I started walking off, but he called out to me. “You better mean that, Buchanan.”
I glanced at him over my shoulder. “I mean it.”
All I had to do was get the girl.
Game on.
Chapter 10
Vanessa
* * *
Mia satdown on the bed across from me.
We’d landed in Chicago a few hours ago, had lunch with Gilly and Eric, and when I tried to dismiss myself so I could be alone in my room, she and Abby came with me.
It was most unusual that Abby the drama queen had kept her silence.
Anyone who took one look at me could tell something more than the bad spell I’d been through had happened. They could see something else was up, and it had gotten to me.
I hadn’t exactly done a good job of hiding it either when anyone spoke to me.
Even Dad. We’d flown over here with him, Gage, Uncle Patrick, and Grandpa.
I’d sat next to Dad with my head on his shoulder while Grandpa told us one of his crazy stories. This one was about how his eye fell out when he apparently fell over a fence and hit his head.
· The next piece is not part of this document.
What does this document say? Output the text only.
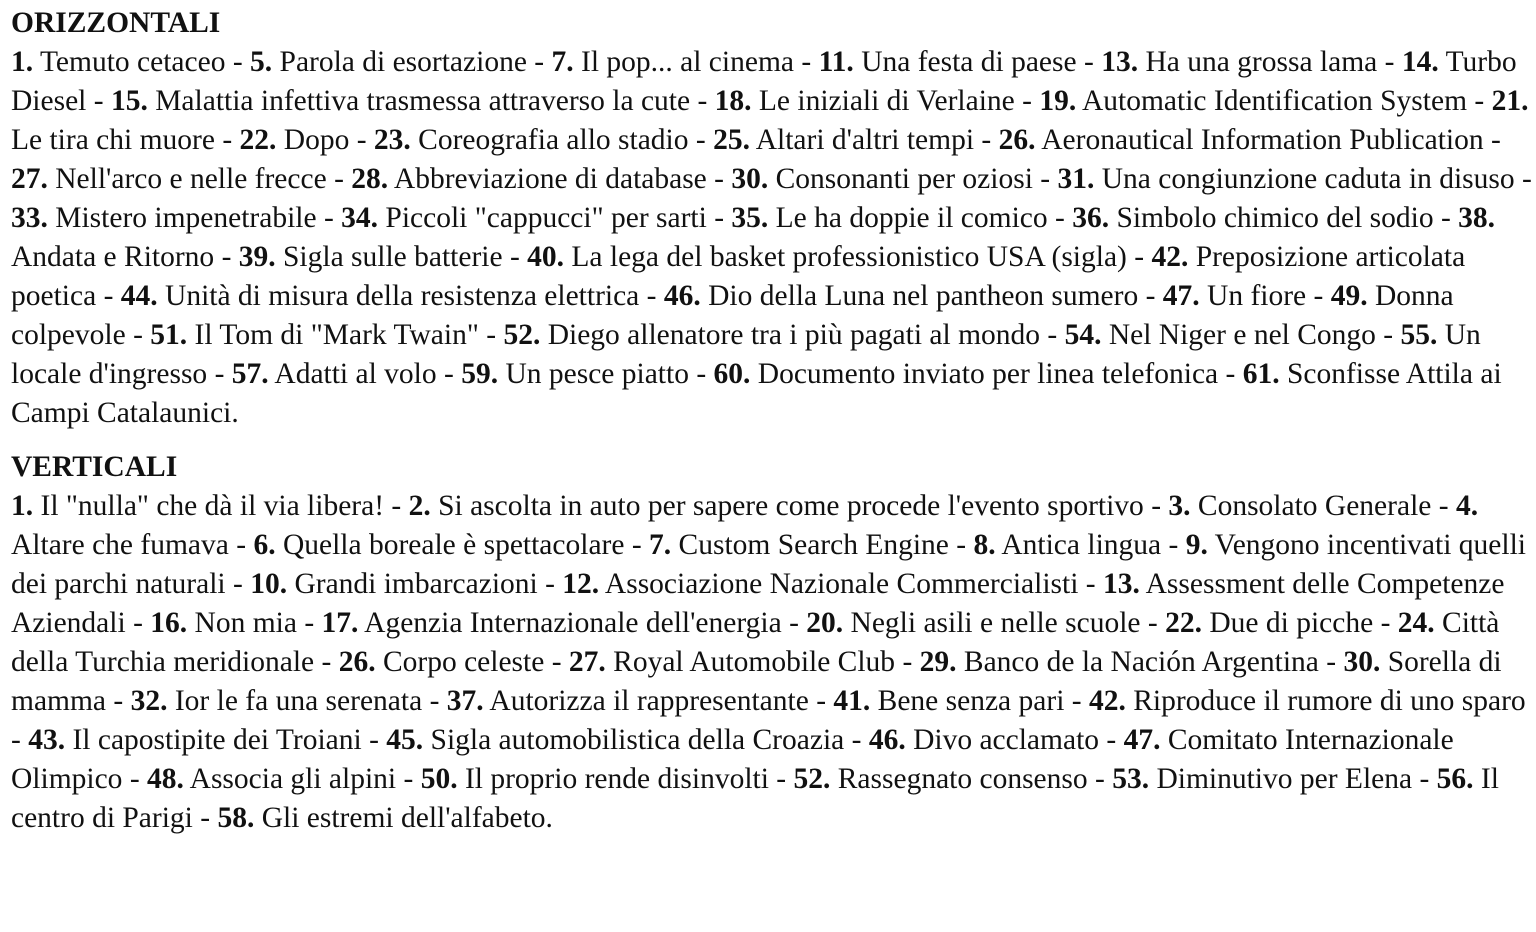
ORIZZONTALI
1. Temuto cetaceo - 5. Parola di esortazione - 7. Il pop... al cinema - 11. Una festa di paese - 13. Ha una grossa lama - 14. Turbo Diesel - 15. Malattia infettiva trasmessa attraverso la cute - 18. Le iniziali di Verlaine - 19. Automatic Identification System - 21. Le tira chi muore - 22. Dopo - 23. Coreografia allo stadio - 25. Altari d'altri tempi - 26. Aeronautical Information Publication - 27. Nell'arco e nelle frecce - 28. Abbreviazione di database - 30. Consonanti per oziosi - 31. Una congiunzione caduta in disuso - 33. Mistero impenetrabile - 34. Piccoli "cappucci" per sarti - 35. Le ha doppie il comico - 36. Simbolo chimico del sodio - 38. Andata e Ritorno - 39. Sigla sulle batterie - 40. La lega del basket professionistico USA (sigla) - 42. Preposizione articolata poetica - 44. Unità di misura della resistenza elettrica - 46. Dio della Luna nel pantheon sumero - 47. Un fiore - 49. Donna colpevole - 51. Il Tom di "Mark Twain" - 52. Diego allenatore tra i più pagati al mondo - 54. Nel Niger e nel Congo - 55. Un locale d'ingresso - 57. Adatti al volo - 59. Un pesce piatto - 60. Documento inviato per linea telefonica - 61. Sconfisse Attila ai Campi Catalaunici.
VERTICALI
1. Il "nulla" che dà il via libera! - 2. Si ascolta in auto per sapere come procede l'evento sportivo - 3. Consolato Generale - 4. Altare che fumava - 6. Quella boreale è spettacolare - 7. Custom Search Engine - 8. Antica lingua - 9. Vengono incentivati quelli dei parchi naturali - 10. Grandi imbarcazioni - 12. Associazione Nazionale Commercialisti - 13. Assessment delle Competenze Aziendali - 16. Non mia - 17. Agenzia Internazionale dell'energia - 20. Negli asili e nelle scuole - 22. Due di picche - 24. Città della Turchia meridionale - 26. Corpo celeste - 27. Royal Automobile Club - 29. Banco de la Nación Argentina - 30. Sorella di mamma - 32. Ior le fa una serenata - 37. Autorizza il rappresentante - 41. Bene senza pari - 42. Riproduce il rumore di uno sparo - 43. Il capostipite dei Troiani - 45. Sigla automobilistica della Croazia - 46. Divo acclamato - 47. Comitato Internazionale Olimpico - 48. Associa gli alpini - 50. Il proprio rende disinvolti - 52. Rassegnato consenso - 53. Diminutivo per Elena - 56. Il centro di Parigi - 58. Gli estremi dell'alfabeto.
Oftentimes, I questioned the truth in his stories because they were so bizarre. Anyone who knew my grandfather knew he was the essence of whacky. He was a big, burly guy who loved talking about what he used to get up to as a boy growing up in Ireland. Most of the time, he was drunk, and it was at those times when his accent was more pronounced and he would tell us all sorts of things.
Abby sat next to me on the bed, took a lock of my hair, and started braiding the ends the way she did when we were little.
She was the eldest, Taylor the second eldest, Mia next, and I was the baby.
“So, is this how this trip is going to be?” Abby asked. “Us tip-toeing ever so carefully around an obvious problem?”
“No,” I answered and glanced over my shoulder at her.
Mia raised her perfectly arched brows at me. “Well, I could talk about whether or not I think Eric might propose to me while we’re here, but I feel like we’re all talked out about that.”
“He won’t propose here,” Abby answered with a little giggle.